Discussion Questions

  1. ProPublica found that COMPAS produced higher false positive rates for Black defendants. Northpointe argued that COMPAS was calibrated — that the same score predicted the same probability of reoffending across racial groups. Both claims can be simultaneously true (due to the mathematical incompatibility of these fairness criteria). How should courts, lawmakers, and the public decide which fairness criterion is appropriate for criminal justice risk assessment?

  2. ProPublica's analysis was feasible in Florida because of the state's relatively open public records laws and the availability of criminal history data. How would you conduct a comparable analysis in a jurisdiction with less open criminal records, or in a domain (such as employment or lending) where outcome data is not publicly available?

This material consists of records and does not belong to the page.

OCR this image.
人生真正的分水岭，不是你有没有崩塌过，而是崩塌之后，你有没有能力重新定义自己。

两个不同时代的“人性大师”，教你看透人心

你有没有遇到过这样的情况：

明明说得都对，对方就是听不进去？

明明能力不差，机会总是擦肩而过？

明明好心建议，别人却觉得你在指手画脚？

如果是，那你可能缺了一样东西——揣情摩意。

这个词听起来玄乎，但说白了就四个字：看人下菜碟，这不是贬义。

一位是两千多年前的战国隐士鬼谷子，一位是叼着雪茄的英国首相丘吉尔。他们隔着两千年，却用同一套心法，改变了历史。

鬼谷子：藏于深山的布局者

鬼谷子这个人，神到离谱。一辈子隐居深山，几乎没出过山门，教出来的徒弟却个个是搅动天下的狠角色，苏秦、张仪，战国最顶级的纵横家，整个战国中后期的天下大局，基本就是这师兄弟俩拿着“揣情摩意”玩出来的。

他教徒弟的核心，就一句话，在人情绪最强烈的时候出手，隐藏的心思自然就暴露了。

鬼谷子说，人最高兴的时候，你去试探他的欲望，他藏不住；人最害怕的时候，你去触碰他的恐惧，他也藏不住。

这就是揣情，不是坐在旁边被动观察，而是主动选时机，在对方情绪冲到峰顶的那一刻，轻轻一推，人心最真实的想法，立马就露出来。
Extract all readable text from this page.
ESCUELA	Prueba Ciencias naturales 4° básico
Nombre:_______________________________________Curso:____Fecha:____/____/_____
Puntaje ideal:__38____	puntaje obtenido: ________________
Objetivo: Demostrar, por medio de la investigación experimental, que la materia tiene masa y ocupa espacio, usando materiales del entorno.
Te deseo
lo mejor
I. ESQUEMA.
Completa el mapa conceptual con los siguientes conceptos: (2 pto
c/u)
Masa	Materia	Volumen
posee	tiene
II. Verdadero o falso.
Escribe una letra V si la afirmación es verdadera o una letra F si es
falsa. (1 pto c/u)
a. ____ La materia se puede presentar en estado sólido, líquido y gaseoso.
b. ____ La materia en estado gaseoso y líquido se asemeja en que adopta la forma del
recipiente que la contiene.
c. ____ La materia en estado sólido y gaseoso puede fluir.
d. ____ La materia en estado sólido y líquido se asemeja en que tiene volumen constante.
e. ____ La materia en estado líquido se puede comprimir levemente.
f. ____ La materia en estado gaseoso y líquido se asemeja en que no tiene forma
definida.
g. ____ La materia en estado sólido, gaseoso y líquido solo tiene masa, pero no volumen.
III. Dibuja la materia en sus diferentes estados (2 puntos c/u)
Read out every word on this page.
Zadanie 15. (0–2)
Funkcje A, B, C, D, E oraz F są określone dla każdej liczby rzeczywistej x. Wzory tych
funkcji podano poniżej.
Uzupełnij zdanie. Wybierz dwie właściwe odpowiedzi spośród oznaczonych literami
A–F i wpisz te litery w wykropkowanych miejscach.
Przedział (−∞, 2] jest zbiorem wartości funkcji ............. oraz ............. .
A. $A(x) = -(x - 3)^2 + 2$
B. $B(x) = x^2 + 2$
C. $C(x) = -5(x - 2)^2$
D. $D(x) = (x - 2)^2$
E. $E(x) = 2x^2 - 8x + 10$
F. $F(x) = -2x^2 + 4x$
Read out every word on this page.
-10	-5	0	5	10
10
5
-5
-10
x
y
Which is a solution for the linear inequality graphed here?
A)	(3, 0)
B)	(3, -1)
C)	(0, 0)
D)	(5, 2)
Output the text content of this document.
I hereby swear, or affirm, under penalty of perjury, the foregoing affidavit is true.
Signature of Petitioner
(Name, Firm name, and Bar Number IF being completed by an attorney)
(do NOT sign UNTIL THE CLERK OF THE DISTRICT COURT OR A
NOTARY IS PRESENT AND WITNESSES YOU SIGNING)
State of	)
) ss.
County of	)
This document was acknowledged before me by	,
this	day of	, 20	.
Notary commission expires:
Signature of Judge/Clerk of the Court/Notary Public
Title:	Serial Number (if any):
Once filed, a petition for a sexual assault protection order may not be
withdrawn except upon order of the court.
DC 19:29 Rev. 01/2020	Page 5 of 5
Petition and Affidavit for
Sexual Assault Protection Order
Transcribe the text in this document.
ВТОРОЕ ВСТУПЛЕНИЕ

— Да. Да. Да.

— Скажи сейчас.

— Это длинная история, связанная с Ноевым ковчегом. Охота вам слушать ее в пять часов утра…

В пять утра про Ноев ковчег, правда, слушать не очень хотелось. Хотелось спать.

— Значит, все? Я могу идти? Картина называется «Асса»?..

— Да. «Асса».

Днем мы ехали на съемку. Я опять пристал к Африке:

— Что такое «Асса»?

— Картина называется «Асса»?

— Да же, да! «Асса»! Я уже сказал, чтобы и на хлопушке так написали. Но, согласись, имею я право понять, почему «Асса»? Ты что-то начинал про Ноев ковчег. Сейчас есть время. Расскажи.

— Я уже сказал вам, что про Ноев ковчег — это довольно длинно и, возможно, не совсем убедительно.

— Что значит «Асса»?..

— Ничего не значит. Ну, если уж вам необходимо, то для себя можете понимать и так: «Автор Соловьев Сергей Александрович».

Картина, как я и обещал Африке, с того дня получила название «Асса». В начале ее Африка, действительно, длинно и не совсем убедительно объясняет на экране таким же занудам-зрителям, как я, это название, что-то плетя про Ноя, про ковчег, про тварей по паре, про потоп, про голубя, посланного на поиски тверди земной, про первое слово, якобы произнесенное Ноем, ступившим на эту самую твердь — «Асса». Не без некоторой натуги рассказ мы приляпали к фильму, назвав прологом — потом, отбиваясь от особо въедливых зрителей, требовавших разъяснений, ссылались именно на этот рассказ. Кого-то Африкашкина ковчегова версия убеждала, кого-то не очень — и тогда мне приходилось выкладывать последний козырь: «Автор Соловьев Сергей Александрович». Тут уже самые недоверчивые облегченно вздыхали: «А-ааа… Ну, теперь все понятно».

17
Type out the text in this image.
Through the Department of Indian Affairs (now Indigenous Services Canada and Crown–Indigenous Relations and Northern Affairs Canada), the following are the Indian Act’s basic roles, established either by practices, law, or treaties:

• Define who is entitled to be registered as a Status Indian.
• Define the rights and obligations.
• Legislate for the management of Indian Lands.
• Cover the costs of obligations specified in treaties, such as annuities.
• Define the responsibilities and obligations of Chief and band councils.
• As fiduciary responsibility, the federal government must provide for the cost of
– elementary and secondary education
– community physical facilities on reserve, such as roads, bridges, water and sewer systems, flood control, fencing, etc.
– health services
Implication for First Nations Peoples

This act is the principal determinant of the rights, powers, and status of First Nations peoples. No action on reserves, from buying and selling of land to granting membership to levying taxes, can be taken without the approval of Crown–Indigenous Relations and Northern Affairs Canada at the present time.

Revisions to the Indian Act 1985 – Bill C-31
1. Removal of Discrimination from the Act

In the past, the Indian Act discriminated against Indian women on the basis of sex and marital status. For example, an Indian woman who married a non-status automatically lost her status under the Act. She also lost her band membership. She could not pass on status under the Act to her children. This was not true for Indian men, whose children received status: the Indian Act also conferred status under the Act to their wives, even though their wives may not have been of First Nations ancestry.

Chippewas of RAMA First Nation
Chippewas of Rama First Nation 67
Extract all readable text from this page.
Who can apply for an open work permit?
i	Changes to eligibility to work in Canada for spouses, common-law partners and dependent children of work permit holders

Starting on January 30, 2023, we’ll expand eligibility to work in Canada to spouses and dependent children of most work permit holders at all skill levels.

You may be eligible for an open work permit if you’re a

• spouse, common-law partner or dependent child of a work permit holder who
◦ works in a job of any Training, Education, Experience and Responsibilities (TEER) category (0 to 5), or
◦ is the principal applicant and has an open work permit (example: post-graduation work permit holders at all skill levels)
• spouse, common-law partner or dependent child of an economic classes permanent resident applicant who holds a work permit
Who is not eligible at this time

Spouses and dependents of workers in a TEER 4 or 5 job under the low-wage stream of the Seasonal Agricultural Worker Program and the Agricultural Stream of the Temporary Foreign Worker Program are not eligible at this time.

  3. The COMPAS controversy has not prevented continued widespread use of the tool. What accountability mechanisms would be necessary to ensure that documented algorithmic bias in high-stakes decision systems actually results in remediation or discontinuation?

  4. Dressel and Farid found that human prediction of recidivism was no more accurate than COMPAS and exhibited similar racial disparities. Does this finding undermine the case for algorithmic accountability? Or does it suggest that the problem of prediction bias is systemic and requires more fundamental reform?

  5. The ProPublica investigation was conducted by a journalistic organization, not a regulatory body or audit firm. What does this say about the current state of AI accountability mechanisms? What institutional infrastructure would need to exist for this kind of external AI assessment to be conducted systematically rather than episodically?